7.China is building a massive wartime military commander centre at Beijing: Financial Times
The complex appears to be part of preparation for the possibility of nuclear war.
China’s military is building a massive complex in western Beijing that US intelligence believes will serve as a wartime command centre far larger than the Pentagon, according to current and former American officials.
Satellite images obtained by the Financial Times that are being examined by US intelligence show a roughly 1,500-acre construction site 30km south-west of Beijing with deep holes that military experts assess will house large, hardened bunkers to protect Chinese military leaders during any conflict — including potentially a nuclear war.
Several current and former US officials said the intelligence community was closely monitoring the site, which would be the world’s largest military command centre — and at least 10 times the size of the Pentagon.

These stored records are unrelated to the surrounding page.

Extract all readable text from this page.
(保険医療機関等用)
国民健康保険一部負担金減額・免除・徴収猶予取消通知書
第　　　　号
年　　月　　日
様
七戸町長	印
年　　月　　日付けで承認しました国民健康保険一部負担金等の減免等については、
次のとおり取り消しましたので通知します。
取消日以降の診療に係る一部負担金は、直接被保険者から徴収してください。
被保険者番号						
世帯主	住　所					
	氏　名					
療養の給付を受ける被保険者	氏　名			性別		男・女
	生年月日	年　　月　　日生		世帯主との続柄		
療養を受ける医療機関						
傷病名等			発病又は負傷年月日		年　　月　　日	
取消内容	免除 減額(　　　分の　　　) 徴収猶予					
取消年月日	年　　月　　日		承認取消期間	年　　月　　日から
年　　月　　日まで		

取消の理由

The PLA is also rapidly expanding its nuclear weapons arsenal and working to better integrate its different branches. Military experts believe the PLA’s lack of integration is among its biggest weaknesses compared with the US armed forces.
8.Consulting Pay: What MBAs Earned In 2024:Poets and Quants
Consulting pay may have remained flat in 2024, but that doesn’t mean there weren’t big differences in compensation between levels of education and firms of choice. Take top of the market pay.
According to Management Consulted data, MBAs can expect to top out at $192,000 in base. By the same token, their performance bonus and signing bonus can reach $63,000 and $35,000 respectively. That’s a major upgrade over bachelor’s degree holders who landed consulting jobs in 2024. Starting out, their base hit $112,000 at the high end – or $80,000 less than their MBA counterparts. And there was a similar drop-off in performance bonus ($30,000), and signing bonus ($5,000). Read on.
9.Big Tech woos Musk: Wall Street Journal
Amazon reportedly boosted its advertising spending on X and Apple is considering returning ads to the platform.
The two companies backed away in 2023 amid growing concerns about moderation policies and hate speech. Their apparent return is largely driven by changes in the political climate, The Wall Street Journal said:
The platform’s owner Elon Musk has : “emerged as one of the most powerful people in (US) President Trump’s orbit” and both business and national leaders are striving to improve their standing with him. It could result in a significant boost to X’s balance sheet after a long period of stagnant user and revenue growth.